I think it an obvious mistake, and that it was done on purpose, I mean up until the end they had gotten the jargon right. I mean they specified a LN Druidic/Monk the only alignment possible for that combo. And A CE 1/2 orc Barbarian - is practically and iconic type.
I would have a hard time believieng that none of the writters/ actors were gamers.

Anyone notice deliberate mistakes in the other genres?
 

I saw the show that night, and I thought it was pretty funny. Here's the basic skit (edited from the video.google site info):

[Camera on Paris Hilton]
Want to chat with some of the most beautiful women in the world? At Exclusive Connections, we know what kind of guy is calling a phone sex line at 3:00 in the morning. And we know exactly what turns you on.

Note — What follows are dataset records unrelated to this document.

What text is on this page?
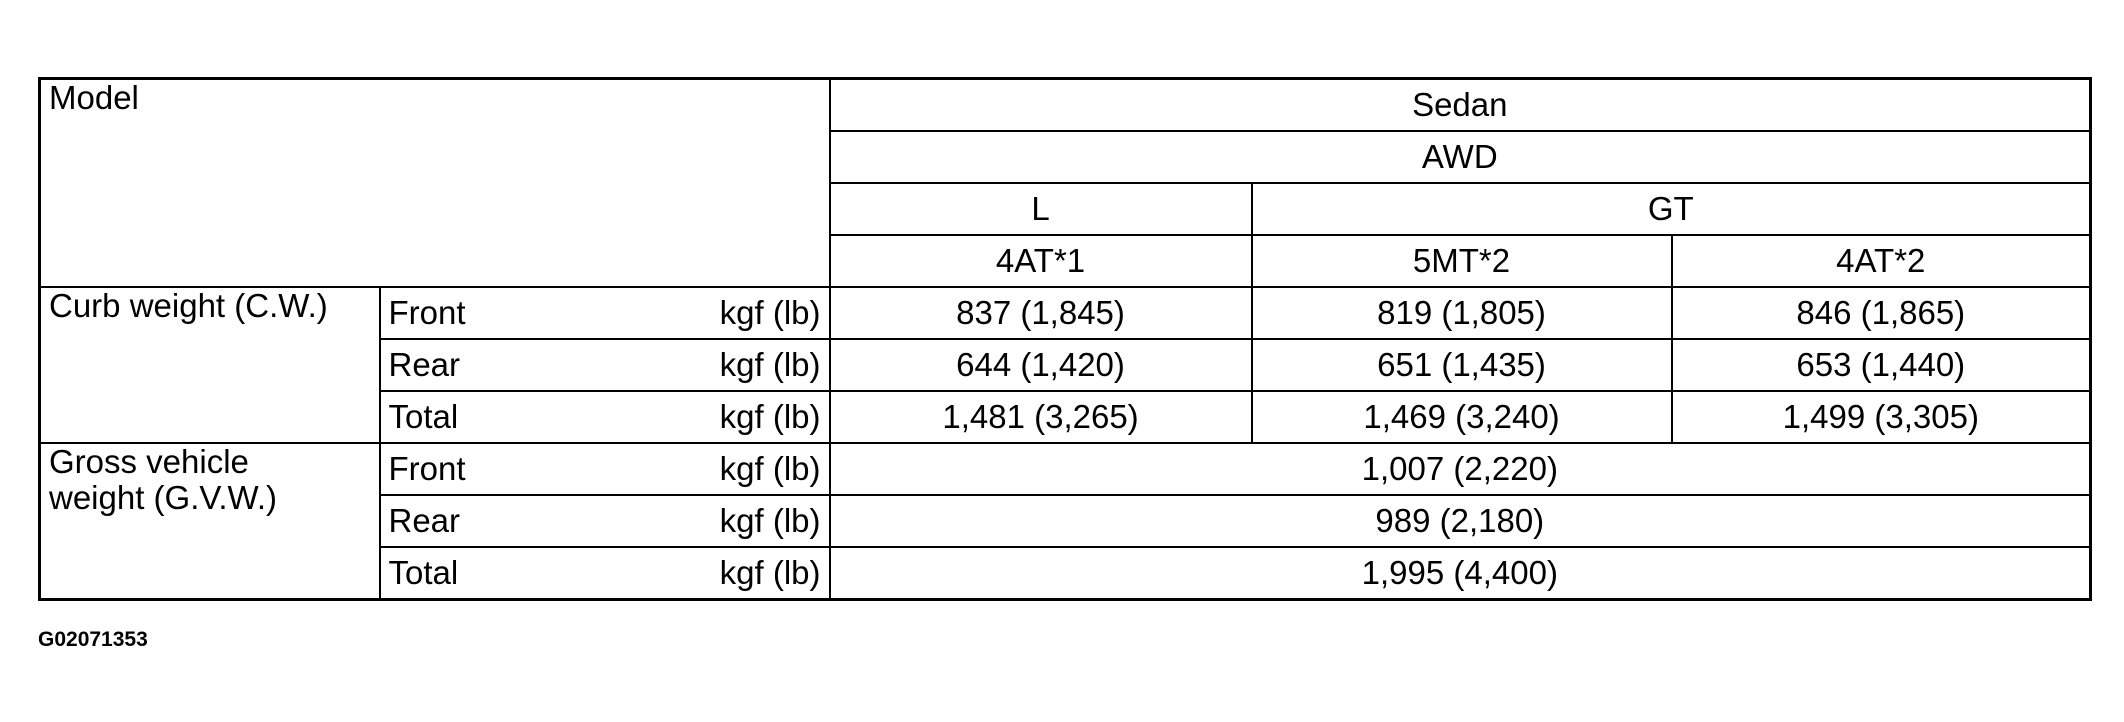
Model			Sedan		
			AWD		
			L	GT	
			4AT*1	5MT*2	4AT*2
Curb weight (C.W.)	Front	kgf (lb)	837 (1,845)	819 (1,805)	846 (1,865)
	Rear	kgf (lb)	644 (1,420)	651 (1,435)	653 (1,440)
	Total	kgf (lb)	1,481 (3,265)	1,469 (3,240)	1,499 (3,305)
Gross vehicle
weight (G.V.W.)	Front	kgf (lb)	1,007 (2,220)		
	Rear	kgf (lb)	989 (2,180)		
	Total	kgf (lb)	1,995 (4,400)		
G02071353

[Camera moves to show gal dressed up like a wizard]
This is Trixie. She's a level "A" dungeon master ready to serve all your D&D fantasies.
> what's that, baby? You're a level five chaotic evil half-orc? Ooh, that makes me so hot. I am a lawful neutral druidic monk with a plus five melee range, boots of levitation, and a big, sharp vorpal sword.
>I want you to cast a saving throw baby! Roll your 12-sided die and cast it! Cast it!

[Camera back on Paris]
Mmm, that sounds sexy. But that's not all. If D&D's not your thing, and you'd rather be in galaxy far, far away, this here is Christy.

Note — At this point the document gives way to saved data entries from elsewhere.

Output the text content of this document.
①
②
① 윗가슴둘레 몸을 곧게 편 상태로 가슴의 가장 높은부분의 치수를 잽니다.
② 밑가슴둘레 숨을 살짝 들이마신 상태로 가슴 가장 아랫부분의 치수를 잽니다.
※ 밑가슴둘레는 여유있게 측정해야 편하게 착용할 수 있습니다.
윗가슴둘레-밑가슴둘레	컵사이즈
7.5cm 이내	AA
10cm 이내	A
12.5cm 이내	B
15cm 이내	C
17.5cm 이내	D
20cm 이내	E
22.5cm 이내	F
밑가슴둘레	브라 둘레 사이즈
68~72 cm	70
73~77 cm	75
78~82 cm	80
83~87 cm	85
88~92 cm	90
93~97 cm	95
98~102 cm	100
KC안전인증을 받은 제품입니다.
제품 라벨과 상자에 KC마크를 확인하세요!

[Camera on gal w/ Princess Leia hairdo]
She got back from a trip from Dagobah, and boy, is she lonely.
>So, what's your name?
(caller) > Warren Grabowski.
>Help me, Warren Grabowski, you're my only Hope.
(caller) > I like that. Tell me I'm a nerfherder.
>You know what you are, Warren? You're a stuck-up, half-witted, scruffy looking nerfherder.
(caller) > Oh, God, yes!

[Camera cuts to gal dressed like Uhura from original Star Trek]
Say hello to Candy. She just got her massage license on Rigel VII, and now she wants to go where no man has gone before.
> You know what time it is, baby? It's the Vulcan mating season of Pon Farr.
> Much like the eel-birds of Regulus V, If I don't find a mate, I'll die.
(caller) > I'm giving myself a Vulcan nerve pinch right now.
> Oh, I like that. I want to do something logical to you, baby.
(caller) > That's nice.

[Camera back on Paris]
Still haven't found what you're looking for? Why don't you take a trip around the Misty mountains, to the Gap of Rohan, all the way to Rivendell for our very own elven princess, Lexus.

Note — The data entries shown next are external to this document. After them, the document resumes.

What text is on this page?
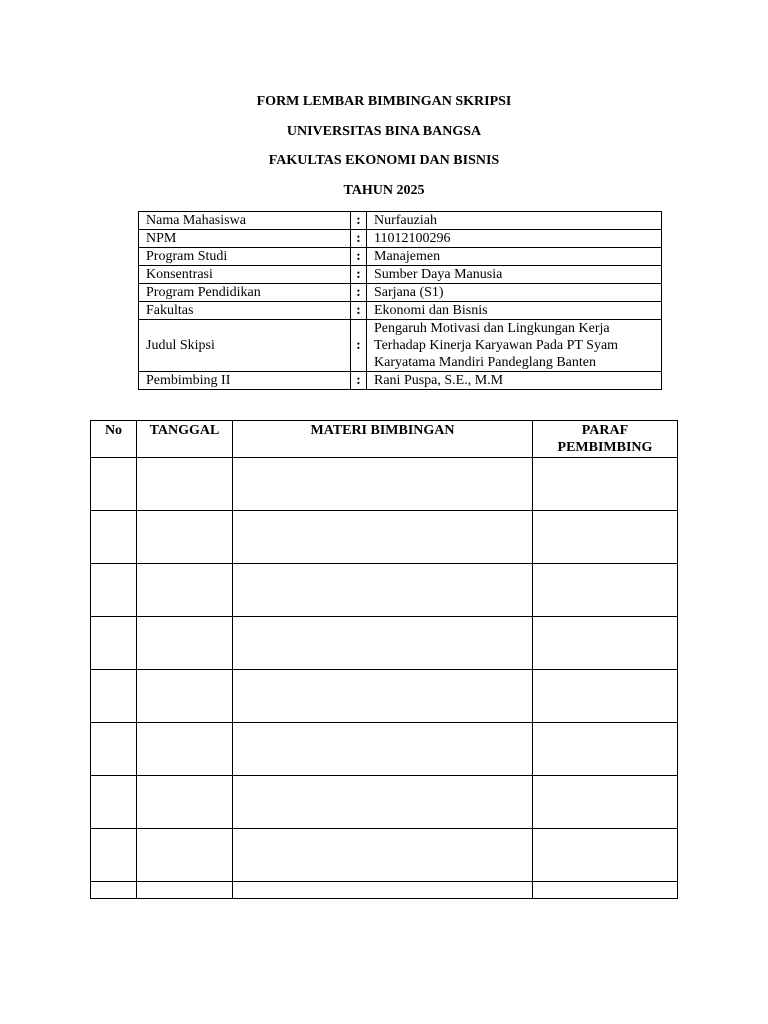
FORM LEMBAR BIMBINGAN SKRIPSI
UNIVERSITAS BINA BANGSA
FAKULTAS EKONOMI DAN BISNIS
TAHUN 2025
Nama Mahasiswa	:	Nurfauziah
NPM	:	11012100296
Program Studi	:	Manajemen
Konsentrasi	:	Sumber Daya Manusia
Program Pendidikan	:	Sarjana (S1)
Fakultas	:	Ekonomi dan Bisnis
Judul Skipsi	:	Pengaruh Motivasi dan Lingkungan Kerja Terhadap Kinerja Karyawan Pada PT Syam Karyatama Mandiri Pandeglang Banten
Pembimbing II	:	Rani Puspa, S.E., M.M
No	TANGGAL	MATERI BIMBINGAN	PARAF PEMBIMBING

[Camera moves to gal dressed like an elf maiden]
> You've been a bad hobbit, haven't you?
(caller) > I've been a bad hobbit, yes.
> A bad hobbit goes to Mordor!
(caller) > But I want to go back to the Shire! Take me back to Eriador!
> Oh, you're going to Mordor, all right. First, we're going all the way to Minas Morgul!
(caller) > Oh, that's good.
> We're going to take the long way around the Plateau of Golgoroth.
(caller) > I can't take it!
Then we're going right to the tippy-top of Barad-dur!
(caller) > Yes!

[Camera zooms out to show paris surrounded by the half-dozen girls on phones behind her.]
Operators are standing by. Who knows? One of them might be me. Does Dr. Who turn you on, baby? Well, I'm getting into my Tardis right now. Ooh, I better put on my big, floppy hat and scarf.

[Paris puts on hat & scarf]
I Hope I don't find any Daleks here.
Are you a Dalek, baby? Do you want to exterminate me? Call today.
 

I know that Maya Rudolph dressed up as the sexy Uhura girl and Rachel Dratch dressed up as elf princess Arwen.

Hmm. What side effect of applying a Vulcan Nerve Pinch in other body locations/parts?